O 28º Festival Internacional de Cinema de Xangai, na China, sedia a mostra especial “Focus Brazil” entre os dias 12 e 21 de junho de 2026. A programação exibe nove produções brasileiras contemporâneas e históricas, distribuídas em 18 sessões públicas ao longo de dez dias de evento. A ação cultural é promovida pelo Ministério da Cultura e pela organização do festival asiático para demonstrar a versatilidade temática do audiovisual do país e incentivar a economia criativa por meio da cooperação internacional.
A seleção abrange diferentes gêneros cinematográficos, incluindo documentários, dramas sociais e animações. Entre os longas selecionados, os dramas “O Deserto de Luiza”, de Alan Minas, e “Amadeo e o Hipotético Mundo Novo”, de Edu Felistoque, participam das mostras competitivas oficiais do festival. Já a ficção “Feito Pipa”, dirigida por Allan Deberton, integra a seção Belt and Road Film Week, segmento voltado ao fortalecimento do intercâmbio cinematográfico entre os países parceiros do bloco comercial.

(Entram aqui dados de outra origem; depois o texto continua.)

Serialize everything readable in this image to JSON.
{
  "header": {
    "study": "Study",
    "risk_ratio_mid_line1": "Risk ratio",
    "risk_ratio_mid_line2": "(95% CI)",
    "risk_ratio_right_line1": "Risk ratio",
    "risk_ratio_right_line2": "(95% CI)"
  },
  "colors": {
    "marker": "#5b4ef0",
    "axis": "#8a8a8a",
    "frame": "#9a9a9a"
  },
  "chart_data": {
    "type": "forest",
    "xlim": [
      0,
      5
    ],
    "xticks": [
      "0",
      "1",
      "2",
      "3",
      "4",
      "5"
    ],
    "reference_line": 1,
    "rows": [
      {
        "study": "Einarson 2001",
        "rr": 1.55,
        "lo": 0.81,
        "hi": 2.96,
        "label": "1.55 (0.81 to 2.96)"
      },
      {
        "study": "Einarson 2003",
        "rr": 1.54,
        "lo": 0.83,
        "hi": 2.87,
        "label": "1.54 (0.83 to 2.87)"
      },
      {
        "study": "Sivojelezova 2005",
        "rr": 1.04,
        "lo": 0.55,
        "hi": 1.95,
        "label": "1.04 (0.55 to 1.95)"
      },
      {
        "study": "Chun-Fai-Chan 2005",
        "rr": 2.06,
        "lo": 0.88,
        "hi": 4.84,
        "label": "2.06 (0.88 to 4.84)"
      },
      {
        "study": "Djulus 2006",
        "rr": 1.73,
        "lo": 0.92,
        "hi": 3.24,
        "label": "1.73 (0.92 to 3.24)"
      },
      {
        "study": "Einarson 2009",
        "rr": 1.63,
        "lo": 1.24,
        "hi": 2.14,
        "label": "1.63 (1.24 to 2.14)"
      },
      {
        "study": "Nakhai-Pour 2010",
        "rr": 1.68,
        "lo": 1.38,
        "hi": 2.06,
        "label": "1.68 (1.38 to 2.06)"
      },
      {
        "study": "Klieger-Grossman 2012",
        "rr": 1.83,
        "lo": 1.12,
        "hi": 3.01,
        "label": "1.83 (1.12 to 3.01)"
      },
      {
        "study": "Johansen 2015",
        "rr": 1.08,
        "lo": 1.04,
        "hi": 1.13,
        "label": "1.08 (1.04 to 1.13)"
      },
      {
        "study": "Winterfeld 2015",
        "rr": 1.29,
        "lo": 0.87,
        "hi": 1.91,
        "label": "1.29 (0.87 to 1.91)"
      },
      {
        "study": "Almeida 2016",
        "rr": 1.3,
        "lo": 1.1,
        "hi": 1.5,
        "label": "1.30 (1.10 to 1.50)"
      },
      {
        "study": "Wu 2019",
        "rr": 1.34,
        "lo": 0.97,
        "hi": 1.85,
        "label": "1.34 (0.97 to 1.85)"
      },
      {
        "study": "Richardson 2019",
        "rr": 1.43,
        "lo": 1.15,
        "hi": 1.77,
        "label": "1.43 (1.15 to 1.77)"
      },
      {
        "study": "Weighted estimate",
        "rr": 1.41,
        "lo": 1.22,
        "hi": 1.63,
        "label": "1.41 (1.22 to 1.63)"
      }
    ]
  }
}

A secretária do Audiovisual do Ministério da Cultura do Brasil, Joelma Gonzaga, destaca a diversidade das produções brasileiras que estão sendo exibidas em Xangai. “O cinema brasileiro é feito de múltiplas vozes, territórios e formas de contar histórias. A seleção apresentada no Festival Internacional de Cinema de Xangai revela essa potência ao reunir obras que transitam por diferentes gêneros e linguagens, passando pela memória, pela identidade, pelas questões sociais e pela imaginação. Levar essa diversidade para um dos mais importantes festivais de cinema da Ásia é uma oportunidade de aproximar públicos, fortalecer intercâmbios culturais e apresentar ao mundo a força criativa e a riqueza da produção audiovisual brasileira”.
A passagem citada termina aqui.